As vezes fico com medo das coisas que escrevo. Vai que alguém descobre que tenho o blog e resolve ler. Por isso tirei a foto. Qualquer coisa eu falo... "é coincidência, não sou eu não.".
Sem falar que vou morrer de vergonha se o cara descobrir que eu tive um sonho erótico com ele. Para piorar o homem é casado, daí já viram né? Ainda vão achar que eu adoro homem casado. E não gosto não. Não mesmo. Tem muito homem por aí, para eu ficar de sacanagem com homem casado.
O tal homem que trabalhou lá... o tal do pênis bonito, bem, ele era casado. Pois é minha gente. Eu já fui a outra e me fudi bonito com essa história. A bomba estourou. Eu achei que ia ficar ali na minha, na encolha. Mas o negócio explodiu e até a gerente veio falar comigo. Não sabia onde meter a cara. Me senti no jardim de infância tomando esporro da professora.
E daí quando a gente se afastou eu ouvi isso de uma menina lá. A Márcia. A outra Márcia. Ela me perguntou... "tá de caso com o Carlos André?"... eu olhei para a cara dela... e falei "ah?". Gente, eu e Carlos André nunca tivemos nada. Ele era meu amigo de trabalho. A gente fazia sempre dupla quando o trabalho tinha que ser de dupla. E daí, como ele também fumava, a gente ía fumar junto. É óbvio. Já que a gente trabalhava junto então a gente parava junto também para fumar. Daí um não tinha que ficar esperando o outro.
Aí ela emendou ... "tu gosta de homem casado mesmo!". Que ódio. Eu fiquei tão chocada com a pergunta e com a brilhante dedução que só me restou fazer aquela cara de "ó céus, eu não mereço".
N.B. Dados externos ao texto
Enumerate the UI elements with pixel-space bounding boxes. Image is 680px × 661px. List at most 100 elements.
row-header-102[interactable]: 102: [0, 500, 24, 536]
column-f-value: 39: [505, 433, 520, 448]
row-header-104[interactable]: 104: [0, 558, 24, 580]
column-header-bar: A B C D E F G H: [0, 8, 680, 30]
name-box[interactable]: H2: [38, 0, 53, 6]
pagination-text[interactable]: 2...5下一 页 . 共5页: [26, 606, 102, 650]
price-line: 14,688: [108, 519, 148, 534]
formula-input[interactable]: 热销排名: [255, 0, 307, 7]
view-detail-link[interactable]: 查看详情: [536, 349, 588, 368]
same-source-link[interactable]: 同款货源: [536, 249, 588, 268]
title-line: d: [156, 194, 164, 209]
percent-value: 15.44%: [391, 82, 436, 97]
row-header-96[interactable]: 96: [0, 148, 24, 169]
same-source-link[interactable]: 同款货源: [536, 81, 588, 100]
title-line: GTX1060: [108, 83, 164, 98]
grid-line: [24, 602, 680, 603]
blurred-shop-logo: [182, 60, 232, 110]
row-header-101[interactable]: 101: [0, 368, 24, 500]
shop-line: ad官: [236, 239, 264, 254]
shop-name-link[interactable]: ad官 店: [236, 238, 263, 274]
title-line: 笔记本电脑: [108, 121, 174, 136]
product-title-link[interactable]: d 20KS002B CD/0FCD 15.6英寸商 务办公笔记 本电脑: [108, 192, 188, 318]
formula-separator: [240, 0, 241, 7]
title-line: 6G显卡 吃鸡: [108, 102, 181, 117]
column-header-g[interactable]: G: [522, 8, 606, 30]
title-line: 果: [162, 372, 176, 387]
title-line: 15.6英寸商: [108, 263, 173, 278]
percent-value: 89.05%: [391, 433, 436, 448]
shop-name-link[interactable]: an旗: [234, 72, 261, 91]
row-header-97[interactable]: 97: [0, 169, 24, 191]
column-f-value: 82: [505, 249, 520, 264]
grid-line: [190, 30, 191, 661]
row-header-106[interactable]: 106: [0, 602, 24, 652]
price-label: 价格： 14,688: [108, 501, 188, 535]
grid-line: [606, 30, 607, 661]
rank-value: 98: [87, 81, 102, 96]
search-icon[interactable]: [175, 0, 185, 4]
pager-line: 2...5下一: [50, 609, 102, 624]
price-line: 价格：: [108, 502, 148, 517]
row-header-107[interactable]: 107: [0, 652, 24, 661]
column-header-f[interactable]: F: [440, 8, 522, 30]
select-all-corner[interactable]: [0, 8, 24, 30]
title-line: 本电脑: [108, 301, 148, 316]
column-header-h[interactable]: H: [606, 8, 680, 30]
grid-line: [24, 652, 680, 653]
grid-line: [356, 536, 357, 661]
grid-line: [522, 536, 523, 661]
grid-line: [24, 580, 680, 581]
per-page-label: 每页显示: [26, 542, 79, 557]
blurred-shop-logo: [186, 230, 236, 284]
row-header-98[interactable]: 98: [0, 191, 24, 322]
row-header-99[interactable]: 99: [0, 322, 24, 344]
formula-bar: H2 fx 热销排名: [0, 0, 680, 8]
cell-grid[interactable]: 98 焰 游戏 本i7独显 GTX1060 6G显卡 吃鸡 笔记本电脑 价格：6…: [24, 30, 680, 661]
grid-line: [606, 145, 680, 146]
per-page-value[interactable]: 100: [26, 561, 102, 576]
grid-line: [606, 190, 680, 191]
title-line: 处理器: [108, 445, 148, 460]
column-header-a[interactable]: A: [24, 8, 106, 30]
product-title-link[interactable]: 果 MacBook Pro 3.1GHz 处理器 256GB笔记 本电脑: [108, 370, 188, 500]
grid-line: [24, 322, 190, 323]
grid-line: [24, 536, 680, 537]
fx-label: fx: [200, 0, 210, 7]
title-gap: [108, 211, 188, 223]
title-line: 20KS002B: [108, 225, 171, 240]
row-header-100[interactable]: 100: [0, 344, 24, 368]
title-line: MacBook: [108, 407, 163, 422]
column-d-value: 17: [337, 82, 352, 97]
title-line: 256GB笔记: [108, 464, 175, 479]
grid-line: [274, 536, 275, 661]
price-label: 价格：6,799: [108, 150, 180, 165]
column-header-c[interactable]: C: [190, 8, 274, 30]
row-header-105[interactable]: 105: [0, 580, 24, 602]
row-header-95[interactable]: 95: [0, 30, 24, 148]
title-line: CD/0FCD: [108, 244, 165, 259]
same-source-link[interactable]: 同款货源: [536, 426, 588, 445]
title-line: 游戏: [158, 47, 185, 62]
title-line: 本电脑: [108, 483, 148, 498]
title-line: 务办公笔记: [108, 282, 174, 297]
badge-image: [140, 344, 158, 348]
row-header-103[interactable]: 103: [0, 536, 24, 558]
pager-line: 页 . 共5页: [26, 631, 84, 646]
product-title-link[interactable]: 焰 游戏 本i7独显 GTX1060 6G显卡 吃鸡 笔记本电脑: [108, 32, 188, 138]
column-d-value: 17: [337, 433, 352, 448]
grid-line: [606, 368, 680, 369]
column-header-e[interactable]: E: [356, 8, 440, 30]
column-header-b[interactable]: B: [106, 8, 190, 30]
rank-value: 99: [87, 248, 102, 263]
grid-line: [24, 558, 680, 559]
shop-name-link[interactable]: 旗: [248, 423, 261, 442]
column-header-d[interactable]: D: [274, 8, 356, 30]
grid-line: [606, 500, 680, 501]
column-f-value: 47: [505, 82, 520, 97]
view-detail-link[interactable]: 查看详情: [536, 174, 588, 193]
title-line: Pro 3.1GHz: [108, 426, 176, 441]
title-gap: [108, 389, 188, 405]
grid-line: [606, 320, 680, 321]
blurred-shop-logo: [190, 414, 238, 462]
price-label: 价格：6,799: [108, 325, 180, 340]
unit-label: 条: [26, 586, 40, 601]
Pior do que isso só mesmo o dia que ela espalhou que eu estava dando em cima de todos os homens do trabalho. Que agora que eu tinha terminado com o Ronaldo, eu tava doida e vivia chamando os homens para ir na minha casa quando meu filho não estava. Gente. Sabem de onde ela tirou isso? Eu tinha um casal de hamster. Quem tem sabe que é um filhote atrás do outro. E eu não crio hamster. O que eu ia fazer com tanto rato? Dar é claro. Só que meu filho não queria dar os filhotes de jeito nenhum. Ainda era bem pequeno e chorava e se descabelava todo.
Daí o Diogo, que trabalhava lá na época e foi um dos que ganhou filhote de hamster, veio aqui em casa pegar o dele. Só que no dia que a gente combinou, ele me falou... "Lu, amanhã eu vou ter que vir trabalhar, daí venho de carro, trago a gaiola e na volta passo lá na sua casa.". Eu respondi... "blz, amanhã é perfeito porque dan não vai estar em casa.". Gente, o que eu falei é que já que meu filho estava dando piti, seria um dia perfeito, pois daí quando ele chegasse em casa nem ia notar que o filhote não estava mais lá.
E isso virou o espetáculo na empresa. Virei piranha. Já tinha tido um caso com homem casado, já estava de caso de novo com outro homem casado e não satisfeita vivia chamando os demais para vir aqui em casa quando meu filho não estava. Só uma palavra para resumir isso. ÓDIO.